The Lapse of Time was premiered in 2013 in Kristiansund and Ålesund in the west coast of Norway. This recording was made in February 2022 by Ditte Marie Bræin, Frank Havrøy, Inger-Lise Ulsrud, Ensemble 96, Telemark Chamber Orchestra and conductors Nina T. Karlsen and Per Kristian Skalstad in Frogner Church in Oslo in a collaboration with ‘Darwin Day’ at the University of Oslo. This was at a time when the Omicron virus was still sweeping through Norway, which made the preparations truly demanding. In return, it was a most longed for and magnificent concert experience for the Oslo audience.

The Norwegian composer B. Morten Christophersen (1976-) has written music for orchestra, choir, chamber ensembles as well as film music and stage music. He has also written more than 150 arrangements, most of them for orchestra.

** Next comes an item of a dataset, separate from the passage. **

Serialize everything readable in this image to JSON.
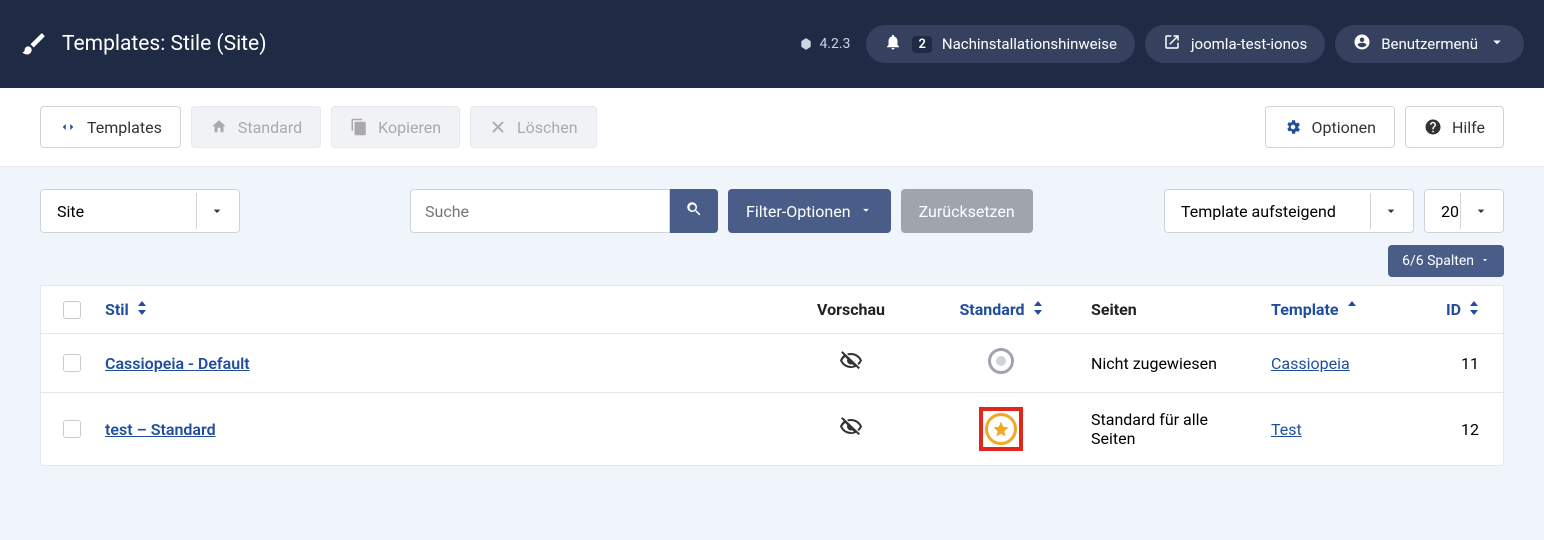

Christophersen has collaborated with Oslo Philharmonic Orchestra, The Norwegian Opera, Bergen Philharmonic Orchestra, Norwegian Radio Orchestra, Kristiansand Symphony Orchestra, Royal Norwegian Navy Band, Ålesund Chamber Music Festival, Schola Cantorum (Oslo), Ensemble 96 as well as Norwegian Broadcasting Corporation (NRK) and others. He is a Senior Lecturer at the Department of Musicology, University of Oslo and has been teaching composition, arranging, harmony, orchestration and counterpoint there since 2003. In 2016 he completed his PhD on the Norwegian composer Johan Svendsen’s sketches and music theory exercises.